Building instructions

  1. Install the Intel MKL Library following the Developer Guide. No particular skills are needed.
    • if you are not installing to the default directory, then you have to set the environmental variable MKLROOT in order to point to
      <install_folder>/IntelSWTools/compilers_and_libraries/windows/mkl (Windows + MKL>=2016)
      <install_folder>/intel/compilers_and_libraries/linux/mkl (Linux + MKL>=2016)
  2. Repeat the instructions for the full installation, but when you see the CMake window,
    you must set ENABLE_MODULE_MKL as 'on'.
    The CMake output window, on Windows OS, should return the following: (Please mind that the MATH library is not required.)
    1 Find MKL libraries
    2 MKL include dirs: C:/Program Files (x86)/IntelSWTools/compilers_and_libraries/windows/mkl/include
    3 MKL libraries: C:/Program Files (x86)/IntelSWTools/compilers_and_libraries/windows/mkl/lib/intel64/mkl_rt.lib
    4 IOMP5 library: C:/Program Files (x86)/IntelSWTools/compilers_and_libraries/windows/compiler/lib/intel64/libiomp5md.lib
    5 MATH library: C:/Program Files (x86)/IntelSWTools/compilers_and_libraries/windows/compiler/lib/intel64/libmmd.lib
    6 MKL library dirs: C:/Program Files (x86)/IntelSWTools/compilers_and_libraries/windows/mkl/lib/intel64;C:/Program Files (x86)/IntelSWTools/compilers_and_libraries/windows/compiler/lib/intel64
  3. Press 'Generate'.
  4. Set the environmental variables. The MKL installer sets a wide set of environmental variables, but not the one needed by MKL.
    In order to set the variables once for all you have to add these folder in your PATH (Windows) or LD_LIBRARY_PATH (Linux or MacOS) environmental variable: <install_folder>/IntelSWTools/compilers_and_libraries/windows/redist/intel64/mkl
    <install_folder>/IntelSWTools/compilers_and_libraries/windows/redist/ia32/mkl
    or
    <install_folder>/intel/compilers_and_libraries/linux/redist/intel64/mkl
    <install_folder>/intel/compilers_and_libraries/linux/redist/ia32/mkl
  5. Set the environmental variables
    MKL_INTERFACE_LAYER = LP64
    MKL_THREADING_LAYER = INTEL
    or, more in general, you can have different options, depending on your Architecture and the desired Threading Layer.

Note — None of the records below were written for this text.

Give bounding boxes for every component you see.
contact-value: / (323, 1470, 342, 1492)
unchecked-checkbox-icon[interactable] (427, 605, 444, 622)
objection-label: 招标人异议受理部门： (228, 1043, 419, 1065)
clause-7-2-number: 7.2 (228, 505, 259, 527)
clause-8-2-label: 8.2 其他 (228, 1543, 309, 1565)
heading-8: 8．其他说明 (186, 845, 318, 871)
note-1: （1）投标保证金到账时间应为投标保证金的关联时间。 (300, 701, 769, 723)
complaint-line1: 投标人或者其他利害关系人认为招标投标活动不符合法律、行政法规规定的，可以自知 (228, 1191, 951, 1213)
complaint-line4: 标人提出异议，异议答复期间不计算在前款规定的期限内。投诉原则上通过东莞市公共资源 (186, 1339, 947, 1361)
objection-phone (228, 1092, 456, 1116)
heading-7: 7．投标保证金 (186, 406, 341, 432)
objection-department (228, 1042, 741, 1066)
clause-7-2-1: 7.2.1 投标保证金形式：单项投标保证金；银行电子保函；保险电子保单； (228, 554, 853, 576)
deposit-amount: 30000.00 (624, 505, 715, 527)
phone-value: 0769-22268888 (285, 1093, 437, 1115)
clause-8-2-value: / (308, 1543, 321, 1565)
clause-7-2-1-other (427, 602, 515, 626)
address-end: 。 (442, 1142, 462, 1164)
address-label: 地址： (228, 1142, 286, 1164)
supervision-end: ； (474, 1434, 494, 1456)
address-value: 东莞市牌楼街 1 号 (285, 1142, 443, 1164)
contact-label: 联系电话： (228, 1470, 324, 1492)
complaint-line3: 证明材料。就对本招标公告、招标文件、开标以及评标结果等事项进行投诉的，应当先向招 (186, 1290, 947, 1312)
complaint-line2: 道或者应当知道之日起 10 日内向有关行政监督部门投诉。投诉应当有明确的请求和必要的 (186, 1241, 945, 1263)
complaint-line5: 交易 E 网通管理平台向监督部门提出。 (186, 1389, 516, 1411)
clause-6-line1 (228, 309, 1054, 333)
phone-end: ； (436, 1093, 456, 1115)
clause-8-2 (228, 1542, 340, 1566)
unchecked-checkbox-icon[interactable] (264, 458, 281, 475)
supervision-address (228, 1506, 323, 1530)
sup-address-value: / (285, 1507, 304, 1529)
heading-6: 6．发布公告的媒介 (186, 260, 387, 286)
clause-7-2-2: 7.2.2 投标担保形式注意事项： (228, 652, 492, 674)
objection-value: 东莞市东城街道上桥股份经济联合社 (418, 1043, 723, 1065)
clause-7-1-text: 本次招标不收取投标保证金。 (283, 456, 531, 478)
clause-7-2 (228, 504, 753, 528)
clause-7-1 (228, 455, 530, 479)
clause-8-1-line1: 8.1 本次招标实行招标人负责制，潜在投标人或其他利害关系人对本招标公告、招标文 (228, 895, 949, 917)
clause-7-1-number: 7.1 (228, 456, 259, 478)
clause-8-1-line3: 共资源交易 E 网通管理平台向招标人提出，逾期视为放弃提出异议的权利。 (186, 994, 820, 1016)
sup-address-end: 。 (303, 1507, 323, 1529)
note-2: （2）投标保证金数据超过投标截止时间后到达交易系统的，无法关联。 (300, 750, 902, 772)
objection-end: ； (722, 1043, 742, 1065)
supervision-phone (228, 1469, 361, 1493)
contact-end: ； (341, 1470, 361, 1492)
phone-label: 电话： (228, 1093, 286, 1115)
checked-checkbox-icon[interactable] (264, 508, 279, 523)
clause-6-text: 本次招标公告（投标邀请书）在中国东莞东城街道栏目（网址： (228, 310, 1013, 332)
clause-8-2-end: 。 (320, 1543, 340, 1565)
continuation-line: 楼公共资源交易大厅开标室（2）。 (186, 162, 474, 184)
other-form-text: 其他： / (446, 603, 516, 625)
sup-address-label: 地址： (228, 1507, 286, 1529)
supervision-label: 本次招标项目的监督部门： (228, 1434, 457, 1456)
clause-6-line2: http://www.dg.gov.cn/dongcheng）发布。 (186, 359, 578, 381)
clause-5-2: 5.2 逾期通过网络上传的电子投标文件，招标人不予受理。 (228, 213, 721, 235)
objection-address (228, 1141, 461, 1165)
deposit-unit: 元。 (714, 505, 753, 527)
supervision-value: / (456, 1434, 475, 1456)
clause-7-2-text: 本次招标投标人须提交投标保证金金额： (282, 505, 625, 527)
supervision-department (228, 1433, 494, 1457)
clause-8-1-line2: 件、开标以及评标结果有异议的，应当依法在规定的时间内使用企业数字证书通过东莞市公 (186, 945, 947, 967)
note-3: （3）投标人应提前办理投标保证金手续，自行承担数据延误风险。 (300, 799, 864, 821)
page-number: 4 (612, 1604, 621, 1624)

This unit corresponds to an additional shared library, called ChronoEngine_mkl, that can be linked to your application if you want to use it.
The file extension will be .dll for Win and .so on Linux.

When you will rebuild the project, you could find some demo_MKL_xxx examples in the binary directory, among other default demos.
Please mind that are demo_MKL_MklEngine provides an example for those who wants to use the MKL interface without running any simulation. So it is not inteded for the average user.

How to use it

  • Simply add this snippet anywhere in your code, before running the main simulation loop.
    This will inform Chrono to use the MKL interface.
    auto mkl_solver = std::make_shared<ChSolverMKL<>>();
    application.GetSystem()->SetSolver(mkl_solver); // or my_system->SetSolver(mkl_solver);
  • (Optional) Turn on the sparsity pattern lock and sparsity pattern learner (see chrono::ChSolverMKL<> for further references)
    auto mkl_solver = std::make_shared<ChSolverMKL<>>();
    mkl_solver->SetSparsityPatternLock(true);
    mkl_solver->ForceSparsityPatternUpdate(true);
    application.GetSystem()->SetSolver(mkl_solver); // or my_system->SetSolver(mkl_solver);
  • Look at the API section of this module for documentation about classes and functions.